Sur les demandes accessoires
L’article 514 du Code de procédure civile, dans sa rédaction issue de l’article 3 du décret n°2019-1333 du 11 décembre 2019 applicable aux instances introduites après le 1er janvier 2020 prévoit que les décisions de première instance sont de droit exécutoires à titre provisoire à moins que la loi ou la décision n’en dispose autrement.
Il n’y a pas lieu en l’espèce d’écarter l’exécution provisoire de droit, compatible avec la nature de l’affaire.
La société AXA France IARD ne contestant pas l’engagement de la responsabilité de son assurée, elle n’est pas fondée à réclamer que l’exécution provisoire soit subordonnée à la constitution d’une garantie ; elle sera donc déboutée de cette demande.

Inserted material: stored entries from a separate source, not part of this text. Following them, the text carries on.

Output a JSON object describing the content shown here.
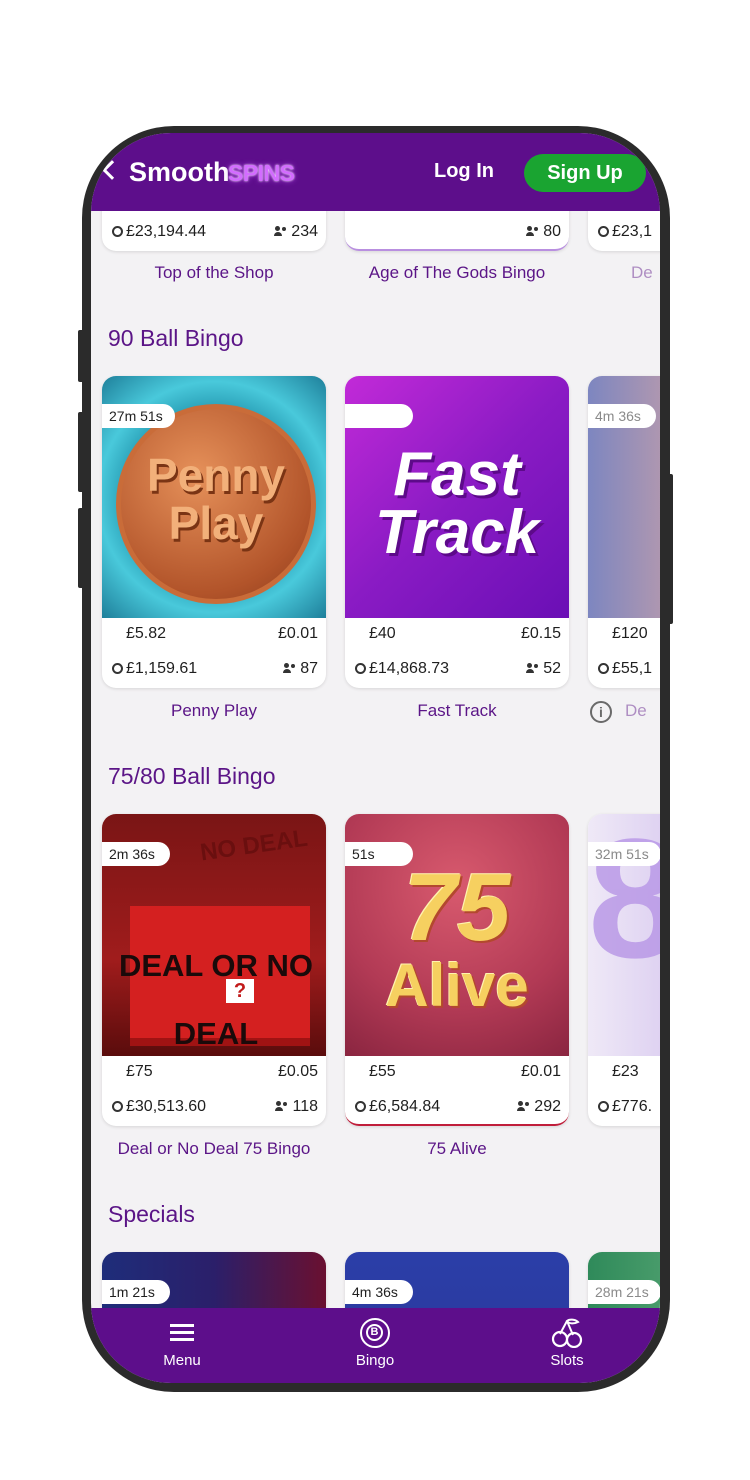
{
  "header": {
    "logo_main": "Smooth",
    "logo_accent": "SPINS",
    "login_label": "Log In",
    "signup_label": "Sign Up"
  },
  "top_row": [
    {
      "name": "Top of the Shop",
      "jackpot": "£23,194.44",
      "players": "234"
    },
    {
      "name": "Age of The Gods Bingo",
      "jackpot": "",
      "players": "80"
    },
    {
      "name": "De",
      "jackpot": "£23,1",
      "players": ""
    }
  ],
  "sections": [
    {
      "title": "90 Ball Bingo",
      "cards": [
        {
          "art_text": "Penny Play",
          "timer": "27m 51s",
          "prize": "£5.82",
          "price": "£0.01",
          "jackpot": "£1,159.61",
          "players": "87",
          "name": "Penny Play"
        },
        {
          "art_text": "Fast Track",
          "timer": "",
          "prize": "£40",
          "price": "£0.15",
          "jackpot": "£14,868.73",
          "players": "52",
          "name": "Fast Track"
        },
        {
          "art_text": "",
          "timer": "4m 36s",
          "prize": "£120",
          "price": "",
          "jackpot": "£55,1",
          "players": "",
          "name": "De"
        }
      ]
    },
    {
      "title": "75/80 Ball Bingo",
      "cards": [
        {
          "art_text": "DEAL OR NO DEAL",
          "art_q": "?",
          "art_bg_text": "NO DEAL",
          "timer": "2m 36s",
          "prize": "£75",
          "price": "£0.05",
          "jackpot": "£30,513.60",
          "players": "118",
          "name": "Deal or No Deal 75 Bingo"
        },
        {
          "art_text_top": "75",
          "art_text_bottom": "Alive",
          "timer": "51s",
          "prize": "£55",
          "price": "£0.01",
          "jackpot": "£6,584.84",
          "players": "292",
          "name": "75 Alive"
        },
        {
          "art_text": "8",
          "timer": "32m 51s",
          "prize": "£23",
          "price": "",
          "jackpot": "£776.",
          "players": "",
          "name": ""
        }
      ]
    },
    {
      "title": "Specials",
      "cards": [
        {
          "timer": "1m 21s"
        },
        {
          "timer": "4m 36s"
        },
        {
          "timer": "28m 21s"
        }
      ]
    }
  ],
  "bottom_nav": [
    {
      "label": "Menu",
      "icon": "menu-icon"
    },
    {
      "label": "Bingo",
      "icon": "bingo-ball-icon",
      "icon_letter": "B"
    },
    {
      "label": "Slots",
      "icon": "cherries-icon"
    }
  ],
  "colors": {
    "brand_purple": "#5d0e8b",
    "signup_green": "#1aa431",
    "title_purple": "#5b1587"
  }
}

Conformément à l’article 696 du code de procédure civile, la société AXA France IARD, partie succombante, sera condamnée aux entiers dépens de la présente procédure.
Madame [O] ayant exposé des frais pour obtenir la reconnaissance de ses droits, il est équitable de condamner la société AXA France IARD à lui payer la somme de 1 500 euros en application de l’article 700 du code de procédure civile.
PAR CES MOTIFS
LE TRIBUNAL,
Statuant par mise à disposition au greffe, par jugement réputé contradictoire, en matière civile ordinaire, en premier ressort, après en avoir délibéré conformément à la loi,
Accueille l’intervention volontaire de l’association EXCELDENT.
Prononce la mise hors de cause du Docteur [I] [T].
Evalue le préjudice corporel de Madame [C] [O], hors débours de la CPAM des Bouches du Rhône ainsi que suit :
— dépenses de santé actuelles………………………………………………………………..40,44 euros
— déficit fonctionnel temporaire………………………………………………………………558 euros
— souffrances endurées………………………………………………………………………..4 000 euros
— déficit fonctionnel permanent……………………………………………………………9 800 euros
— préjudice sexuel………………………………………………………………………………5 000 euros
TOTAL………………………………………………………………………………………19 398,44 euros
PROVISION A DÉDUIRE……………………………………………………………………200 euros
RESTE DU…………………………………………………………………………………19 198,44 euros
EN CONSÉQUENCE :
Condamne la société AXA France IARD à payer avec intérêts au taux légal à compter du présent jugement à Madame [C] [O] :
— la somme de 19 198, 44 euros en réparation de son préjudice corporel, et ce déduction faite de la provision précédemment allouée,
— la somme de 1 500 euros au titre de l’article 700 du code de procédure civile.
Rejette la demande formulée au titre de l’incidence professionnelle.
Déclare le présent jugement commun et opposable à la CPAM des Bouches du Rhône.
Juge qu’il n’y a pas lieu d’écarter l’exécution provisoire de droit de la présente décision.
Rejette la demande tendant à ce que l’exécution provisoire soit subordonnée à la constitution d’une garantie.
Condamne la société AXA France IARD aux entiers dépens.
AINSI JUGE ET PRONONCE PAR MISE A DISPOSITION AU GREFFE DE LA PREMIERE CHAMBRE DU TRIBUNAL JUDICIAIRE DE MARSEILLE LE TRENTE ET UN OCTOBRE DEUX MILLE VINGT-QUATRE.